A twitch of his ears was the only notice that he had heard the cat. His eyes continuing to stare just between the blood stained patch of snow and Swift. It wasn't for a lack of attention. The time seemed more apt to be used for the feline to wander around his own head, confusion and fear were wonderful assets--ones that he believed thrived best in quiet after a few choice words.

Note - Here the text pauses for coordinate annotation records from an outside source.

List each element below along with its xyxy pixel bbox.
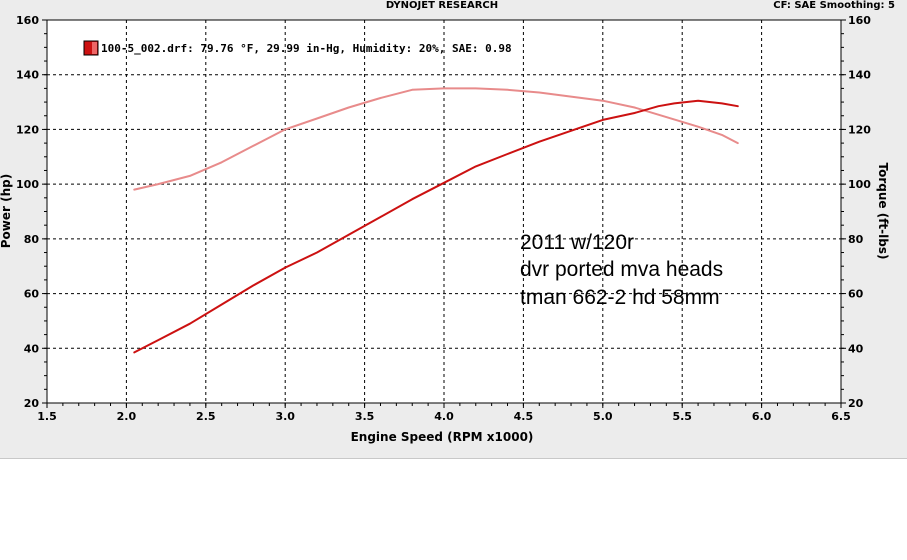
y-tick-label: 140 xyxy=(16,69,39,82)
y2-tick-label: 160 xyxy=(848,14,871,27)
y-tick-label: 20 xyxy=(24,397,40,410)
series-lines xyxy=(133,87,739,354)
x-tick-label: 5.0 xyxy=(593,410,613,423)
y2-tick-label: 120 xyxy=(848,123,871,136)
x-tick-label: 3.0 xyxy=(275,410,295,423)
grid-lines xyxy=(47,20,841,403)
x-tick-label: 2.5 xyxy=(196,410,216,423)
dyno-chart: DYNOJET RESEARCH CF: SAE Smoothing: 5 1.… xyxy=(0,0,895,444)
torque-curve xyxy=(133,87,739,191)
power-curve xyxy=(133,99,739,354)
y-tick-label: 120 xyxy=(16,123,39,136)
divider xyxy=(0,458,907,459)
y-tick-label: 80 xyxy=(24,233,40,246)
y2-tick-label: 40 xyxy=(848,342,864,355)
legend-entry: 100-5_002.drf: 79.76 °F, 29.99 in-Hg, Hu… xyxy=(101,42,512,55)
annotation-line-3: tman 662-2 hd 58mm xyxy=(520,286,720,309)
y2-tick-label: 140 xyxy=(848,69,871,82)
y2-axis-label: Torque (ft-lbs) xyxy=(876,163,890,260)
x-axis-label: Engine Speed (RPM x1000) xyxy=(351,430,534,444)
y-axis-label: Power (hp) xyxy=(0,174,13,248)
x-tick-label: 2.0 xyxy=(117,410,137,423)
x-tick-label: 3.5 xyxy=(355,410,375,423)
chart-frame: DYNOJET RESEARCH CF: SAE Smoothing: 5 1.… xyxy=(0,0,907,458)
legend-swatch-highlight xyxy=(92,42,97,54)
axis-ticks xyxy=(42,19,846,408)
y-tick-label: 60 xyxy=(24,288,40,301)
legend: 100-5_002.drf: 79.76 °F, 29.99 in-Hg, Hu… xyxy=(83,40,512,56)
y2-tick-label: 20 xyxy=(848,397,864,410)
annotation-line-2: dvr ported mva heads xyxy=(520,258,723,281)
annotation: 2011 w/120r dvr ported mva heads tman 66… xyxy=(520,231,723,309)
x-tick-label: 5.5 xyxy=(672,410,692,423)
chart-header-settings: CF: SAE Smoothing: 5 xyxy=(773,0,895,11)
y-tick-label: 160 xyxy=(16,14,39,27)
y2-tick-label: 80 xyxy=(848,233,864,246)
annotation-line-1: 2011 w/120r xyxy=(520,231,634,254)
x-tick-label: 6.5 xyxy=(831,410,851,423)
y-tick-label: 40 xyxy=(24,342,40,355)
chart-header-title: DYNOJET RESEARCH xyxy=(386,0,498,11)
x-tick-label: 6.0 xyxy=(752,410,772,423)
x-tick-label: 1.5 xyxy=(37,410,57,423)
x-tick-label: 4.5 xyxy=(514,410,534,423)
y2-tick-label: 100 xyxy=(848,178,871,191)
y2-tick-label: 60 xyxy=(848,288,864,301)
y-tick-label: 100 xyxy=(16,178,39,191)
x-tick-label: 4.0 xyxy=(434,410,454,423)
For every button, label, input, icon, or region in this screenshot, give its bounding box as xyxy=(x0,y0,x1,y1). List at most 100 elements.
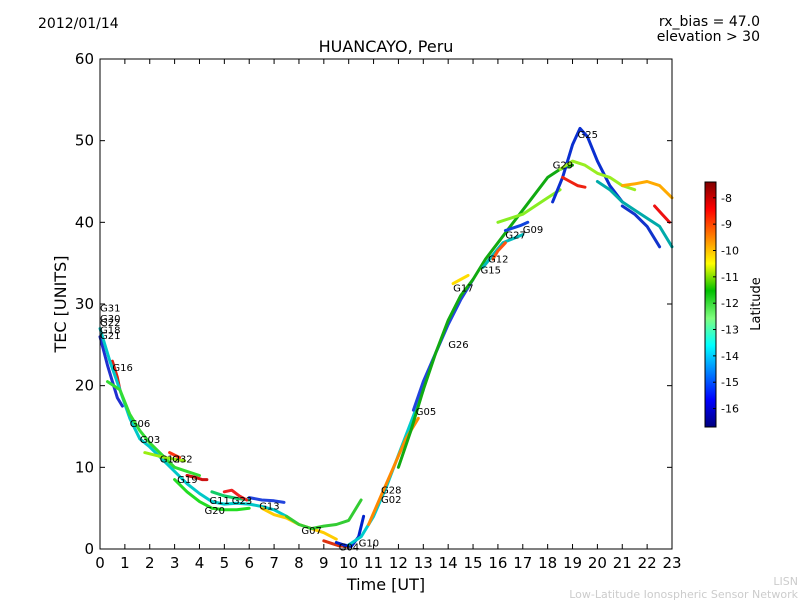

"Would you like a demonstration? To gauge how guilty or unguilty my mind would be?" he teased with a wicked gleam. Oh how what would please the beast--such a playful thing. Rising, he pointed his nose at the ground and shook his head. "No, that only works when someone loved is involved and, for the time being, I have no desire to hurt your family."
He stopped in front Swift, one large paw stepping with calculated precision in the midst of the splattered red upon what had once been white. Whether the otter within wanted it to be true or not, he was--had been--and would be a killer. The blood on his paws was literal. Much like the cat was now, the otter within had resigned himself that the wolf was not going away and all he could do was, as he always had, keep himself safe.
Still he did not care for the way the cat surrendered but thought it for the best. "There is always a choice, young one. We can be a pack, one where I teach you and we protect each other. Or we can be enemies if you prefer," his voice dipped with a low growl, because if they were to be enemies he knew better than to let the cat go unharmed.